Rodney Nelson’s poems got into print long ago (Georgia Review, Nimrod), and a few chapbooks followed (e.g., Oregon Scroll, Thor’s Home); but he turned to fiction and drama and did not write a poem between 1982 and 2004. Thus, all of the work now appearing in electronic magazines—e.g., Cipher Journal, nthposition, Liminal Pleasures, Big Bridge, Hamilton Stone Review—is new. A lifelong nonacademic, Nelson has worked as freelance copy editor, licensed psychiatric technician, and hemodialysis technician, living mainly in northern California and northern Arizona. At the moment he is in his native Dakotas.
Beatrix Ost is an artist whose work is exhibited internationally. She has also worked as a playwright, producer, and actress in the German and American theatre and cinema. She has lived in the United States with her husband Ludwig Kuttner since 1975, and currently divides her time between Charlottesville, Virginia, and New York City. My Father’s House, her first book, will be published in the U.S. in May 2007, by Books & Co./Helen Marx Books; it was published first in Germany, where it was a best-seller.
Tracy Robinson is a writer in Montréal. Her story “What War Is” appeared in Archipelago, Vol. 6, No. 2.
Anne Twitty is a writer and translator whose works have been widely published. She received the PEN Prize for Poetry in Translation in 2002 (for Maria Negroni’s Islandia) and a NEA Translation Fellowship in 2006 (to support the translation of the same author’snovel Ursula’s Dream). Anne Twitty’s original writing on themes related to spiritual traditions has appeared in several issues of Parabola. After studying Rumi with Dr.

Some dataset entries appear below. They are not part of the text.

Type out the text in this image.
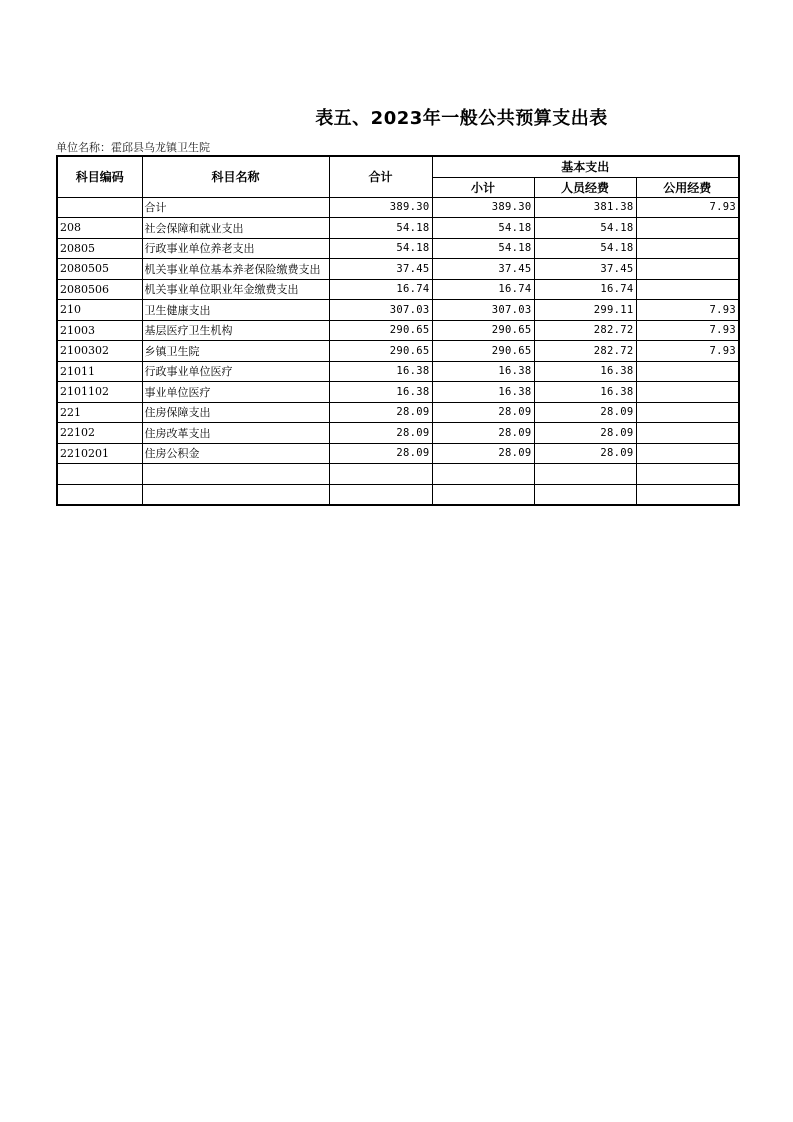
表五、2023年一般公共预算支出表
单位名称：霍邱县乌龙镇卫生院
科目编码	科目名称	合计	基本支出		
			小计	人员经费	公用经费
	合计	389.30	389.30	381.38	7.93
208	社会保障和就业支出	54.18	54.18	54.18	
20805	行政事业单位养老支出	54.18	54.18	54.18	
2080505	机关事业单位基本养老保险缴费支出	37.45	37.45	37.45	
2080506	机关事业单位职业年金缴费支出	16.74	16.74	16.74	
210	卫生健康支出	307.03	307.03	299.11	7.93
21003	基层医疗卫生机构	290.65	290.65	282.72	7.93
2100302	乡镇卫生院	290.65	290.65	282.72	7.93
21011	行政事业单位医疗	16.38	16.38	16.38	
2101102	事业单位医疗	16.38	16.38	16.38	
221	住房保障支出	28.09	28.09	28.09	
22102	住房改革支出	28.09	28.09	28.09	
2210201	住房公积金	28.09	28.09	28.09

Anvar, she began to collaborate with him on these translations, to be published later this year by Pir Press published by Pir Press.
Katherine E. Young’s poetry has appeared most recently in Poet Lore, The Innisfree Poetry Journal, The Iowa Review (where she is a three-time finalist for the Iowa Award), Southern Poetry Review, and Shenandoah. She is a three-time semifinalist for the “Discovery/The Nation” reading in New York and has been nominated for a Pushcart Prize. A chapbook, Gentling the Bones, will be published by Finishing Line Press in 2007. She has lived and worked in Russia and the former Soviet Union off and on for the last 25 years; she currently lives in Arlington, Virginia.
News of Our Contributors
The Virginia Festival of the Book takes place in Charlottesville, Virginia, March 21-25. Katherine McNamara will be moderator of “Altered State(s): American Culture Now” with Daniel Mendelsohn, Dahlia Lithwick, and Hal Crowther. Please check the Festival schedule for more information. Check local C-Span/BookTV schedules, as well.
Paul Sohar, translator of Sándor Kányádi , the Transylvanian Hungarian poet, writes to tell us that new translations of Kányádi appear on Hungarian Literature On-Line. Sohar’s translation of Kányádi’s great “All Soul’s Day in Vienna” appeared in Archipelago, Vol. 3, No. 4; and “Song for the Road,” in Vol. 4, No. 1 . Kányádi’s Dancing Embers, translated by Paul Sohar, is available from Twisted Spoon Press, Prague, with a Foreword by Katherine McNamara.
March is Small Press Month.
April is National Poetry Month.
Poetry Daily celebrates its Tenth Anniversary in April 2007!
Matt Madden, the graphics author, now publishes a blog. Recently, his 99 Ways to Tell A Story: Exercises in Style, appeared. Some of some of his “Exercises in Style“ appeared in Archipelago, Vol. 5, No. 2.
Oliver Khan, whose poems appeared in Archipelago, Vol. 10, Nos. 1&2, manages a new blog, Creative Writing Contests.
Tom Daley, whose poems appeared in Archipelago, Vol. 7, No. 2, has brought them out in a chapbook, Canticles and Inventories (Cambridge, Ma.: Wyngaerts Hoeck Press).